Widespread increases in a number of areas drove the core inflation rate, which excludes food and energy, up by 0.8 percent, the biggest increase in this area in more than six years.

The big jump in the core rate of inflation was four-times the modest 0.2 percent advance that economists had been forecasting. They said if there were further sharp increases and if consumer prices also begin to rise more rapidly, this would certainly raise inflation concerns at the Federal Reserve.

"The core figure was a little scary," said David Wyss, chief economist at Standard & Poor's in New York. "This is probably a one-time pop but we will have to watch carefully."

On Wall Street, stocks took the inflation news in stride with the Dow Jones industrial average up about 2 points in late morning trading. However, heightened inflation worries rattled the bond market, pushing yields on Treasury's benchmark 10-year note higher.

The Fed has been raising short-term interest rates at a gradual pace since last June in an effort to ensure inflation does not get out of control.

Federal Reserve Chairman Alan Greenspan told Congress this week that the central bank was on guard against the possibility that a rebounding economy could trigger stronger inflation pressures.

However, he said that as of now Fed policy-makers were seeing no worrisome signs of a breakout in inflation.

If inflation pressures began to mount, the Fed would respond with faster interest rate increases than the gradual quarter-point moves it has been making, an action that would quickly translate into higher borrowing costs for consumers and businesses.

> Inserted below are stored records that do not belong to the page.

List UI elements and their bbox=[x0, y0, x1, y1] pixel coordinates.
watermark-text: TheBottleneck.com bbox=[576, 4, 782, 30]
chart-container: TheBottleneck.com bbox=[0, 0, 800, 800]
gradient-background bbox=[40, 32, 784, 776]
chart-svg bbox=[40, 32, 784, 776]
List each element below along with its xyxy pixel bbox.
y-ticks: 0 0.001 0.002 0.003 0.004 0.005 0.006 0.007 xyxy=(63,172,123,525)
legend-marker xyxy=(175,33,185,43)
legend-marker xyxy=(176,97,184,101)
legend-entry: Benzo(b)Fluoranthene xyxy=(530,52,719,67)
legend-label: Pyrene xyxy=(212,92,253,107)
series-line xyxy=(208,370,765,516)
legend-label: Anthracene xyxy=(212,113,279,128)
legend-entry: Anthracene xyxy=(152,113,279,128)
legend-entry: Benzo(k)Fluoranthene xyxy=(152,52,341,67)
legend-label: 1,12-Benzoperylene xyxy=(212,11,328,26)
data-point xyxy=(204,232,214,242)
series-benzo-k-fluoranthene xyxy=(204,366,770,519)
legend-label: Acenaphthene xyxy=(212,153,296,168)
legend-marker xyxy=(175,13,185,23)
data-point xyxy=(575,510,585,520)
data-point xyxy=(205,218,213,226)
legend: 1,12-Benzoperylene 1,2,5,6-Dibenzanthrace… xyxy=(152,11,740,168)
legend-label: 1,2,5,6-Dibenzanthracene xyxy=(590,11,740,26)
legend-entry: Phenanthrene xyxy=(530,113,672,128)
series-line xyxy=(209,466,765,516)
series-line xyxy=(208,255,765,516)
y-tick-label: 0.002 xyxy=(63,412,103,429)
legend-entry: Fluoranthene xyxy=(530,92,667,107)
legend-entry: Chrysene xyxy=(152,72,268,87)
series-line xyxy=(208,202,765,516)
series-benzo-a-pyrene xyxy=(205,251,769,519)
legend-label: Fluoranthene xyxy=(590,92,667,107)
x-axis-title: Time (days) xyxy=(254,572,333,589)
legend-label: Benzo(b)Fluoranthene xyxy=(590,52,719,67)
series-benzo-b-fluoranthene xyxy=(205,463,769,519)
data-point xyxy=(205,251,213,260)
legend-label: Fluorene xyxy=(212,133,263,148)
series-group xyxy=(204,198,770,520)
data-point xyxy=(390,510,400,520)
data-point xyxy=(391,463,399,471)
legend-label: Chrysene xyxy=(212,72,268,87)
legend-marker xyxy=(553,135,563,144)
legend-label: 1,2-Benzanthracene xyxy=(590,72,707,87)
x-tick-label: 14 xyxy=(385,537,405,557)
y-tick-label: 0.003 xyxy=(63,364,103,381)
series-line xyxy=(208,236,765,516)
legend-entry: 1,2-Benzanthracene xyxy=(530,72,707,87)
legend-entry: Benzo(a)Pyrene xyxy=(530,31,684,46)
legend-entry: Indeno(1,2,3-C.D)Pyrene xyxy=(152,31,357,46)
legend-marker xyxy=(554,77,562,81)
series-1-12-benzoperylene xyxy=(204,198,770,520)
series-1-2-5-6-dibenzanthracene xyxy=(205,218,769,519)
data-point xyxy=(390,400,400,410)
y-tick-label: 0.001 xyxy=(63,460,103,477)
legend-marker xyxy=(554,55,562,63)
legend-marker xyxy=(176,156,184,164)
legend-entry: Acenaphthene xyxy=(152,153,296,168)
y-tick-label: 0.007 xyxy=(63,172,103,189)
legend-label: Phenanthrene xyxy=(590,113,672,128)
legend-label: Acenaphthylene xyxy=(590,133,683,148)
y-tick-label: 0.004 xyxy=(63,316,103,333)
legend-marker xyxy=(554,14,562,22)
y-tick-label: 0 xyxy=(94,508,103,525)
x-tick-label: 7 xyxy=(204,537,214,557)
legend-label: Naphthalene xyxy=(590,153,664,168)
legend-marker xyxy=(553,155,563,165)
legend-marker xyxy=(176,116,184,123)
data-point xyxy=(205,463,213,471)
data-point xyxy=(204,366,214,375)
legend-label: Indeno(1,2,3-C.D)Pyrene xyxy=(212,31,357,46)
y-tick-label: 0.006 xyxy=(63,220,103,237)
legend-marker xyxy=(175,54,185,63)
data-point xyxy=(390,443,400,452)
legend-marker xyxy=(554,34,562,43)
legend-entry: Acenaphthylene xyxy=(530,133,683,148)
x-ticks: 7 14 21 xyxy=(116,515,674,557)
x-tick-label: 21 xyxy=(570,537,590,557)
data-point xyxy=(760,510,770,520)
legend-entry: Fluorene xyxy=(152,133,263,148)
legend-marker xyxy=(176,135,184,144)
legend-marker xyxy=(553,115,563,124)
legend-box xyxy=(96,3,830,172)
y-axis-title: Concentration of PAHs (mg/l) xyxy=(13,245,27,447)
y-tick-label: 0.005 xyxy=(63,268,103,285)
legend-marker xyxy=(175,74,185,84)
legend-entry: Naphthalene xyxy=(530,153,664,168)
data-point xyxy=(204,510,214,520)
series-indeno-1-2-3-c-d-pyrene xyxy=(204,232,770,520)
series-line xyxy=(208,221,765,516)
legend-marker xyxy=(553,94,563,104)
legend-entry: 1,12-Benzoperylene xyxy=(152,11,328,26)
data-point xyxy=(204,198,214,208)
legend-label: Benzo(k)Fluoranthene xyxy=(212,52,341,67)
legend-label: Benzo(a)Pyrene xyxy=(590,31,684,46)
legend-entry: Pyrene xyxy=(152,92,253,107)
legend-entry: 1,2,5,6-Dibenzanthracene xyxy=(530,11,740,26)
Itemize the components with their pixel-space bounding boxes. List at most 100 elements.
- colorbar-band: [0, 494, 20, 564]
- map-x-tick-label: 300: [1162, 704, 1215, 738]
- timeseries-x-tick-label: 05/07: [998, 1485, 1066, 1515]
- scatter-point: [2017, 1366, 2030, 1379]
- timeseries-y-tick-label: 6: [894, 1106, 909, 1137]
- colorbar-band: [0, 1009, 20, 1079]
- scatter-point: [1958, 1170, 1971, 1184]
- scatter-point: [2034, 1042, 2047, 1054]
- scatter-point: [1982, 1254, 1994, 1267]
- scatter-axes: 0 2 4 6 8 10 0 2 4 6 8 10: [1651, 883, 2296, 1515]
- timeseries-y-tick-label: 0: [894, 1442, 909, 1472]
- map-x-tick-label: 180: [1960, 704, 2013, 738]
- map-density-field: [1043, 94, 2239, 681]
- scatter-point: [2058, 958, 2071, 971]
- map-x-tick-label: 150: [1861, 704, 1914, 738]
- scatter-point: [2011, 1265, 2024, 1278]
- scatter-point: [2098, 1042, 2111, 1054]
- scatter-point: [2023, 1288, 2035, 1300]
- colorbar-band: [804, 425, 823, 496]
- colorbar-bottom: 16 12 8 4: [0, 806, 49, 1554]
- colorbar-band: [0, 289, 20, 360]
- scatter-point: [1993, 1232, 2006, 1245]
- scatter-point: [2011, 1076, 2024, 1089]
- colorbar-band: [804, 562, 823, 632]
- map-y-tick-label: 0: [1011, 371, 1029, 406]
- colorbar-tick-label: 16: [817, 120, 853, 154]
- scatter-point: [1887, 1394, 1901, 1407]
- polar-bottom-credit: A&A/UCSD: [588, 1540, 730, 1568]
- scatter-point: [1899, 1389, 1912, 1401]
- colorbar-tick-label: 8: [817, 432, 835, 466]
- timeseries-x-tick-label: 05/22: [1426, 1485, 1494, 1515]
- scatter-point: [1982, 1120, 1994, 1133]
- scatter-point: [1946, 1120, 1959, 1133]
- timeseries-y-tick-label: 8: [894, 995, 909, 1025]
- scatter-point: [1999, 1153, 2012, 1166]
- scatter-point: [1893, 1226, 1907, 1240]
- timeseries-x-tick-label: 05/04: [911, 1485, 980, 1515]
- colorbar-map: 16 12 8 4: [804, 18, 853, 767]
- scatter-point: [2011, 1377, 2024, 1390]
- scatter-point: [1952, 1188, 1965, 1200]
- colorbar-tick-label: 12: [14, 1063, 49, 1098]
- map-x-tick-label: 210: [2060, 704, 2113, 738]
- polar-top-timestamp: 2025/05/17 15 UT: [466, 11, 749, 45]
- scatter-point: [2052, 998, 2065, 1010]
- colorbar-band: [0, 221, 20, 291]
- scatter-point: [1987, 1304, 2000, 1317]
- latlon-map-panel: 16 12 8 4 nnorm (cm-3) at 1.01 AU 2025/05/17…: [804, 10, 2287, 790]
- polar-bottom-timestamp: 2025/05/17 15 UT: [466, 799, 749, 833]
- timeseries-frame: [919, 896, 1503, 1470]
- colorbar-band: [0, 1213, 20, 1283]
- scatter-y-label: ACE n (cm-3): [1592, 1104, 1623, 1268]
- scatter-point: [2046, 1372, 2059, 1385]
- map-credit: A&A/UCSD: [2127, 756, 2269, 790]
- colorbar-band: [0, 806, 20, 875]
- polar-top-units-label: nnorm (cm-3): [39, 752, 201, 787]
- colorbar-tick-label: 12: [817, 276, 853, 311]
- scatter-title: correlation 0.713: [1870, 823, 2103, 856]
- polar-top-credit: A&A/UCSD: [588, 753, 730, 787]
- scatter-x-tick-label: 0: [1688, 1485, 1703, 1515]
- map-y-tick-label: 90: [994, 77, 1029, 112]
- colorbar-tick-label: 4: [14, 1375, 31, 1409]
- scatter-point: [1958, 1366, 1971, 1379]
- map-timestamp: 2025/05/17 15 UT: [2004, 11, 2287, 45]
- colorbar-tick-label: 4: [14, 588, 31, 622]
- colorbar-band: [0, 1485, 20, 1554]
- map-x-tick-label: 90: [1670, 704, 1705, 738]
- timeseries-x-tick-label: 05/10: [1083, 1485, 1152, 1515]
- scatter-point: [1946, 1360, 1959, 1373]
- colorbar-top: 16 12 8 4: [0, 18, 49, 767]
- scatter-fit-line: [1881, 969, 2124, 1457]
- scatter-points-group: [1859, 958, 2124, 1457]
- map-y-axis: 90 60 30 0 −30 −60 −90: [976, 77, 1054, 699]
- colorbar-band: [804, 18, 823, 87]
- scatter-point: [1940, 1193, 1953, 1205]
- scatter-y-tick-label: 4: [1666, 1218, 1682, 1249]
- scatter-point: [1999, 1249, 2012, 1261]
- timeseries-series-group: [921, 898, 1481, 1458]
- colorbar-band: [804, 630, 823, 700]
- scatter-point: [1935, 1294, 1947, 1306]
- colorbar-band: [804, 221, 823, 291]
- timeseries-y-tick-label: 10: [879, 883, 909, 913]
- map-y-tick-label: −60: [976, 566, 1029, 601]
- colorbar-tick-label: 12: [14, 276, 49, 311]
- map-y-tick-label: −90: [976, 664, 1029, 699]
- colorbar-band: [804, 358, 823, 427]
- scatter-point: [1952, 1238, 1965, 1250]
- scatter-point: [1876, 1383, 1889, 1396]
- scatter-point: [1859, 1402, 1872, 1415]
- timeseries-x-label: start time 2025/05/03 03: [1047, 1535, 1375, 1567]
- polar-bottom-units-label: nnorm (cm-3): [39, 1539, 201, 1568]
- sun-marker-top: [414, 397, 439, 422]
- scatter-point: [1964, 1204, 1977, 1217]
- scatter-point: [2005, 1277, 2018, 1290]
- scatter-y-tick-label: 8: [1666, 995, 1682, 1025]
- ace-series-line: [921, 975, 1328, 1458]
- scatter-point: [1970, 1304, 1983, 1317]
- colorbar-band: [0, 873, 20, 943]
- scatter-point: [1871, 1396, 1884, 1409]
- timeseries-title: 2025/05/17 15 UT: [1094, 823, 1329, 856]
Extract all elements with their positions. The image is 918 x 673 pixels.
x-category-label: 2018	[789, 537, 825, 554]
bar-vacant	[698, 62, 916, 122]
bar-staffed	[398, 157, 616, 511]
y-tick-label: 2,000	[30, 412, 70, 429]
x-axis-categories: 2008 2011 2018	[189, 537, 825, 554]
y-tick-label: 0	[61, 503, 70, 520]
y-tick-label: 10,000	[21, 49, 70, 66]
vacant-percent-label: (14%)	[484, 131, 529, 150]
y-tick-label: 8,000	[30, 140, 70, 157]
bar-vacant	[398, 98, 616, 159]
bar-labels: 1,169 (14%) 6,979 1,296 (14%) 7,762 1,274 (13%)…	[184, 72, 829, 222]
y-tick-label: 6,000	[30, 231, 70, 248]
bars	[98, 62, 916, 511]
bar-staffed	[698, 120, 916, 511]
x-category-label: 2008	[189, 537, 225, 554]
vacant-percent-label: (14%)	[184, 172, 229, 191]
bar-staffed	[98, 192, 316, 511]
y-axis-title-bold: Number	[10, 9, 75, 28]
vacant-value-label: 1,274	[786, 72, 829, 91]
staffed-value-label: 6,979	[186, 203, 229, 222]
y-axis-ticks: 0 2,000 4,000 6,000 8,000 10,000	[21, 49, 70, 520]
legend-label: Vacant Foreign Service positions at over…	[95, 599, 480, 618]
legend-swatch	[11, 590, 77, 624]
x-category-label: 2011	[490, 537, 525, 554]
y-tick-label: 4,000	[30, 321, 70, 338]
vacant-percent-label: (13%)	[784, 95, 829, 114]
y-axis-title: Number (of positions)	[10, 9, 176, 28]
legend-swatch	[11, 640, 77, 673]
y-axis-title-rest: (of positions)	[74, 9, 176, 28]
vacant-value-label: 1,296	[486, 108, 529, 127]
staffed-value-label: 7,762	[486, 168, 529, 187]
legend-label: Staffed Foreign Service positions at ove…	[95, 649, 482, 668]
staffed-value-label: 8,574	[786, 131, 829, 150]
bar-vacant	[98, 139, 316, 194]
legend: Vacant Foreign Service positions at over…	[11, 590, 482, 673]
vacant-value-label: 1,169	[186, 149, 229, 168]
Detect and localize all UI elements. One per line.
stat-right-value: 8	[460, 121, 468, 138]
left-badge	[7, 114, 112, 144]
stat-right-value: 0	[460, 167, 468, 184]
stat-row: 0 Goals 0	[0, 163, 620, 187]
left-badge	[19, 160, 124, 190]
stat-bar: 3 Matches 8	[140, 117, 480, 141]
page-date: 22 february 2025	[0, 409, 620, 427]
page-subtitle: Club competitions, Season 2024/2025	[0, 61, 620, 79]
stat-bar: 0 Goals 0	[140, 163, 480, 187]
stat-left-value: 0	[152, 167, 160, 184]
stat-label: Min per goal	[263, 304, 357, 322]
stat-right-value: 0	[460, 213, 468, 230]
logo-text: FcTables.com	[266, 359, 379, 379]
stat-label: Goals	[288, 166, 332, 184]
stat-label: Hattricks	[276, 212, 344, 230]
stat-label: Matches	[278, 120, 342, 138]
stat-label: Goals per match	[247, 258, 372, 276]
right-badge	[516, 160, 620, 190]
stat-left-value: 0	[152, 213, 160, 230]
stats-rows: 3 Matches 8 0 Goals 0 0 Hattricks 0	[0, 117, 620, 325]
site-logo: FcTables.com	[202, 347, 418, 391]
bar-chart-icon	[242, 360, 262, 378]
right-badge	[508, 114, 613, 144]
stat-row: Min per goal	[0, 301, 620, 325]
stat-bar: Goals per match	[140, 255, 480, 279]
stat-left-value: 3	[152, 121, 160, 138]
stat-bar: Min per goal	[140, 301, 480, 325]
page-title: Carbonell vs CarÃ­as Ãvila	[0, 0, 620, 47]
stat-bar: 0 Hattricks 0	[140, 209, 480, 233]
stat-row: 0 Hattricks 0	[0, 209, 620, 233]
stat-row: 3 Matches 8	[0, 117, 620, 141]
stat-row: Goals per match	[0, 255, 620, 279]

The big 0.8 percent jump in core inflation last month, the largest advance since a 1 percent surge in December 1998, was led by a 3.4 percent increase in the price of cigarettes. That was the biggest spike in tobacco prices since a 4.4 percent jump in April 2002.

The price of alcoholic beverages climbed 2.8 percent, the biggest one-month jump in nearly five years.

Prices for new passenger cars were up 1.2 percent, which was the biggest one-month increase since March 2003.

Energy costs, which last year served to push overall inflation higher, actually retreated again in January, dropping by 1 percent, following an even bigger 2.5 percent drop in energy prices in December.

The January drop reflected a 4.2 percent decline in gasoline and a 1.8 percent drop in natural gas prices which were offset somewhat by an 8 percent increase in home heating oil and a 1.2 percent rise in electricity prices.

Food costs were down 0.2 percent in January, the best showing since a similar 0.2 percent drop in food prices last August. The decline, which followed a 0.1 percent rise in December, reflected falling prices for vegetables, fresh fruits and eggs. Prices for coffee and beef rose last month.

The 0.3 percent decline in wholesale prices in December had originally been reported as a bigger drop of 0.7 percent. However, the overall figure and the component price measures were all readjusted to reflect the use of updated seasonal adjustment factors.